New Trust campaign to bring The Lost Words to every primary school in Suffolk

New Trust campaign to bring The Lost Words to every primary school in Suffolk

Books containing exclusive-to-Suffolk writing and illustrations will become 'seeds' to bring wildness into children's everyday lives.
Suffolk Wildlife Trust

Suffolk Wildlife Trust has launched a campaign to get a copy of The Lost Words by Robert Macfarlane and Jackie Morris into every primary school in the county.

The move, which coincides with World Book Day and will see 250 schools receive a very special edition of the book, is part of the Trust’s vision to inspire interest in the natural world and encourage children to make nature part of their everyday life.

The Lost Words, named as one of Britain’s favourite pieces of nature writing, was created to celebrate and revive once-common “natural” words – from acorn and wren, to conker and dandelion – excised from the Oxford Junior Dictionary.

With acrostic spell-poems designed to be read aloud and hand-painted illustration, the book captures the irreplaceable magic of language and nature for all ages.

The Trust is asking its supporters and members of the public to donate £10 to buy a book for a Suffolk school. Each of these books will include an exclusive, previously unpublished spell by Robert Macfarlane and a beautiful new illustration by Jackie Morris.

Every primary school pupil will also receive a special book mark, illustrated with a barn owl feather painted by Jackie Morris.

Everyone who donates to the campaign will be automatically entered into a draw to win the original feather artwork.

Sara Holman, Suffolk Wildlife Trust’s Learning Manager, said: “The Lost Words is a truly beautiful book, containing words and images to inspire young people to seek out and enjoy wild spaces close to them.
“By gifting books to Suffolk’s primary schools, we want to bring wildness into the classroom and encourage even more young people to make nature – and the wonders that it holds – part of their everyday life.” 

The campaign, as well as supplying schools with books, will include a programme of Suffolk Wildlife Trust activities (including the chance for children to write their own spell-poems) to cultivate their love of nature far beyond the book’s pages.

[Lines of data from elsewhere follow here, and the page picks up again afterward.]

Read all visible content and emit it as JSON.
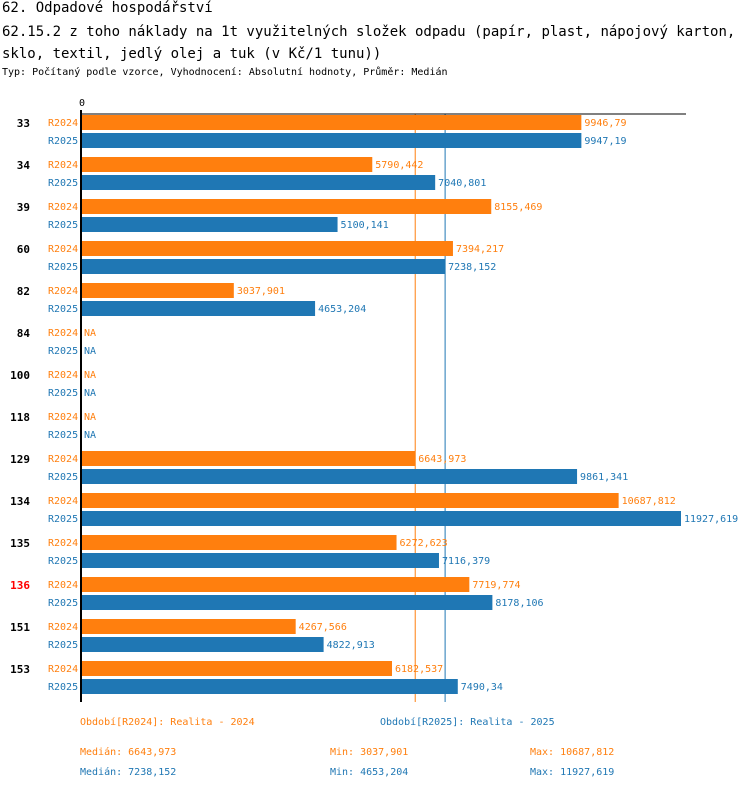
{
  "header": {
    "title": "62. Odpadové hospodářství",
    "subtitle": "62.15.2 z toho náklady na 1t využitelných složek odpadu (papír, plast, nápojový karton, sklo, textil, jedlý olej a tuk (v Kč/1 tunu))",
    "meta": "Typ: Počítaný podle vzorce, Vyhodnocení: Absolutní hodnoty, Průměr: Medián"
  },
  "colors": {
    "R2024": "#ff7f0e",
    "R2025": "#1f77b4",
    "highlight": "#ff0000",
    "axis": "#000000"
  },
  "chart_data": {
    "type": "bar",
    "orientation": "horizontal",
    "axis_zero_label": "0",
    "xlim": [
      0,
      12000
    ],
    "categories": [
      "33",
      "34",
      "39",
      "60",
      "82",
      "84",
      "100",
      "118",
      "129",
      "134",
      "135",
      "136",
      "151",
      "153"
    ],
    "highlighted_category": "136",
    "series": [
      {
        "name": "R2024",
        "values": [
          9946.79,
          5790.442,
          8155.469,
          7394.217,
          3037.901,
          null,
          null,
          null,
          6643.973,
          10687.812,
          6272.623,
          7719.774,
          4267.566,
          6182.537
        ],
        "labels": [
          "9946,79",
          "5790,442",
          "8155,469",
          "7394,217",
          "3037,901",
          "NA",
          "NA",
          "NA",
          "6643,973",
          "10687,812",
          "6272,623",
          "7719,774",
          "4267,566",
          "6182,537"
        ],
        "median": 6643.973
      },
      {
        "name": "R2025",
        "values": [
          9947.19,
          7040.801,
          5100.141,
          7238.152,
          4653.204,
          null,
          null,
          null,
          9861.341,
          11927.619,
          7116.379,
          8178.106,
          4822.913,
          7490.34
        ],
        "labels": [
          "9947,19",
          "7040,801",
          "5100,141",
          "7238,152",
          "4653,204",
          "NA",
          "NA",
          "NA",
          "9861,341",
          "11927,619",
          "7116,379",
          "8178,106",
          "4822,913",
          "7490,34"
        ],
        "median": 7238.152
      }
    ]
  },
  "legend": {
    "r2024": "Období[R2024]: Realita - 2024",
    "r2025": "Období[R2025]: Realita - 2025"
  },
  "stats": {
    "r2024": {
      "median": "Medián: 6643,973",
      "min": "Min: 3037,901",
      "max": "Max: 10687,812"
    },
    "r2025": {
      "median": "Medián: 7238,152",
      "min": "Min: 4653,204",
      "max": "Max: 11927,619"
    }
  }
}
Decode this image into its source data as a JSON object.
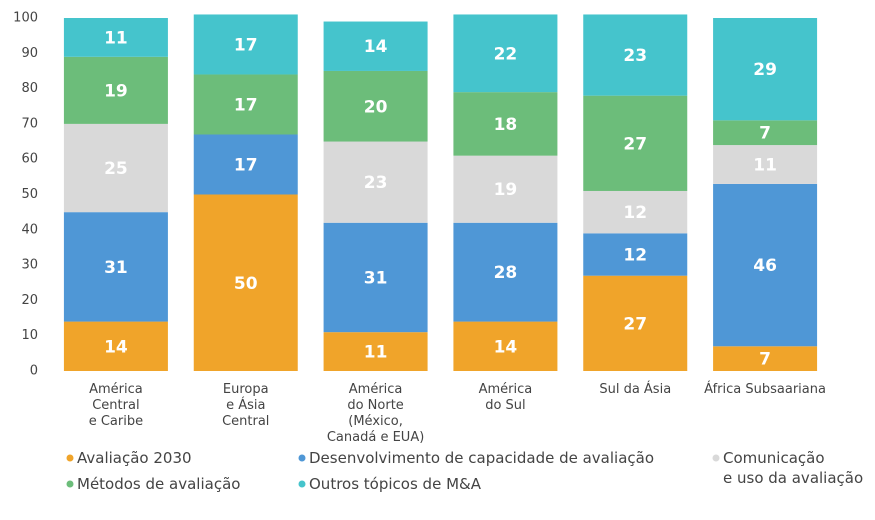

Jackie Morris, who has also previously provided illustrations for the Trust’s Christmas cards, described the books as seeds that could help “rewild the child.”
She added: “To see our book finding its way so fast into schools, bringing that wild focus into the classroom, growing across the artificial limitations of the school curriculum to cover so many subjects is an utter delight. So fast, it echoes the torrenting song of the skylark.

“I would like to say a huge thank you to Suffolk Wildlife Trust for joining with us to help plant these seeds of books. And what a wonderful way to celebrate the work of the wildlife trust in its support of the hush-winged barn owl than to see the release of this barn owl spell into the wild, the first written by Rob since the completion of The Lost Words.”

Robert Macfarlane, said: "The response to The Lost Words and its spells and creatures has been overwhelming and wondrous, from adaptations into theatre, dance and music, through to the way it has taken root in classrooms and children's lives all around the country.

“The power of the reaction speaks in part, I think, of the mix of anxiety and hope that colours our relationship with the natural world in this country at this moment. Jackie and I are thrilled at Suffolk Wildlife Trust’s project to get a copy into every primary school in Suffolk, and in this way to bring the language and knowledge of nearby nature back into the stories and vocabularies of the county's children.

“I've written a special Barn Owl 'spell', for one of the county's most iconic birds, to mark both the books and the project."

Suffolk county councillor Gordon Jones, cabinet member for children’s services, education and skills, said: “This is a fantastic initiative from the Suffolk Wildlife Trust which coincides with National Book Day. It will not only inspire children to read but will also encourage them to explore the natural world.

“Reading is an essential skill. It is enjoyable, interesting and exciting. Once children learn that, they are on the road to reading everything. The simplest way we can make sure children like reading is by finding books that they enjoy – like Lost Words by Robert Macfarlane and Jackie Morris - giving them access to those books and letting them read them.”

Suffolk Wildlife Trust has emailed every primary school about the campaign and is asking them get in touch with the Trust to arrange the delivery of their book.